Daily averages sold abroad totaled US$1.001 billion, up by 10.7 percent from July of 2013, while daily average for imports hovered around US$932.6 million, down by 5.5 percent from the same month last year.
One of the highlights of July’s trade balance was a significant increase in petroleum exports for the month, by 276 percent, totaling US$2.6 billion during July.
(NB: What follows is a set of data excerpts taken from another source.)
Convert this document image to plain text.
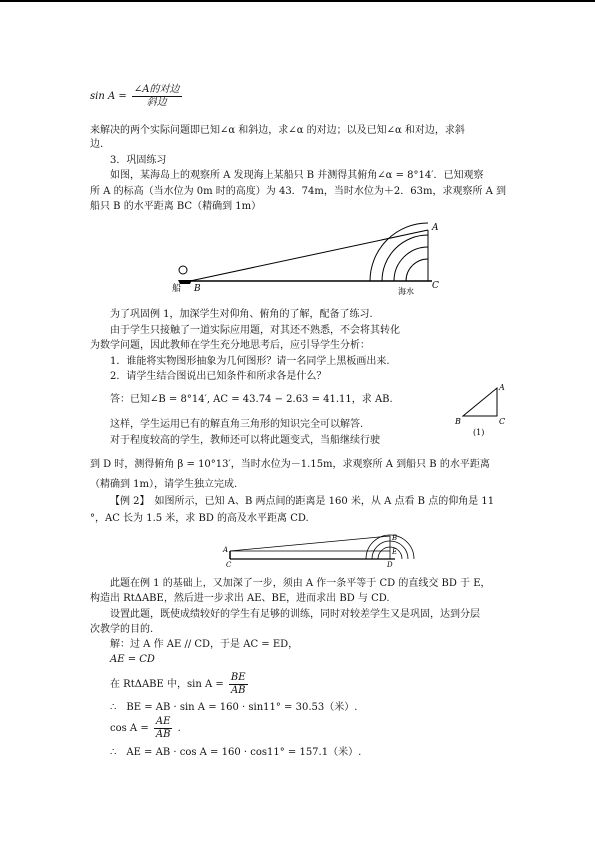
$\sin A = \frac{\text{∠A的对边}}{\text{斜边}}$
来解决的两个实际问题即已知∠α 和斜边，求∠α 的对边；以及已知∠α 和对边，求斜
边.
3．巩固练习
如图，某海岛上的观察所 A 发现海上某船只 B 并测得其俯角∠α = 8°14′．已知观察
所 A 的标高（当水位为 0m 时的高度）为 43．74m，当时水位为＋2．63m，求观察所 A 到
船只 B 的水平距离 BC（精确到 1m）
A
B	C
船	海水
为了巩固例 1，加深学生对仰角、俯角的了解，配备了练习.
由于学生只接触了一道实际应用题，对其还不熟悉，不会将其转化
为数学问题，因此教师在学生充分地思考后，应引导学生分析：
1．谁能将实物图形抽象为几何图形？请一名同学上黑板画出来.
2．请学生结合图说出已知条件和所求各是什么？
答：已知∠B = 8°14′, AC = 43.74 − 2.63 = 41.11，求 AB.
A
B	C
(1)
这样，学生运用已有的解直角三角形的知识完全可以解答.
对于程度较高的学生，教师还可以将此题变式，当船继续行驶
到 D 时，测得俯角 β = 10°13′，当时水位为－1.15m，求观察所 A 到船只 B 的水平距离
（精确到 1m），请学生独立完成.
【例 2】　如图所示，已知 A、B 两点间的距离是 160 米，从 A 点看 B 点的仰角是 11
°，AC 长为 1.5 米，求 BD 的高及水平距离 CD.
A
B
C	D
E
此题在例 1 的基础上，又加深了一步，须由 A 作一条平等于 CD 的直线交 BD 于 E，
构造出 RtΔABE，然后进一步求出 AE、BE，进而求出 BD 与 CD.
设置此题，既使成绩较好的学生有足够的训练，同时对较差学生又是巩固，达到分层
次教学的目的.
解：过 A 作 AE // CD，于是 AC = ED，
AE = CD
在 RtΔABE 中，$\sin A = \frac{BE}{AB}$
∴　BE = AB · sin A = 160 · sin11° = 30.53（米）.
$\cos A = \frac{AE}{AB}$ .
∴　AE = AB · cos A = 160 · cos11° = 157.1（米）.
In addition to petroleum, increases in the export of iron and steel (148.2 percent), coffee (77.2 percent), beef (23.2 percent) and poultry meat (11.7 percent), were registered.
The favorable result of the country’s trade balance was also helped by a reduction in imports of capital goods (11.2 percent), consumption goods (9.2 percent) and fuel and lubricants (7.4 percent) among others.
According to Roberto Dantas, director for the Department of Statistics and Exports Support at the MDIC, this was the fifth consecutive monthly surplus for the country’s trade balance. Dantas also stated that the government’s forecast is of a positive result for the overall trade balance this year despite the negative result for the accumulated total from January to July.
Brazil’s Central Bank forecasts a trade balance surplus of close to US$5 billion for 2014, while the market expects the surplus to be lower, at around US$2 billion.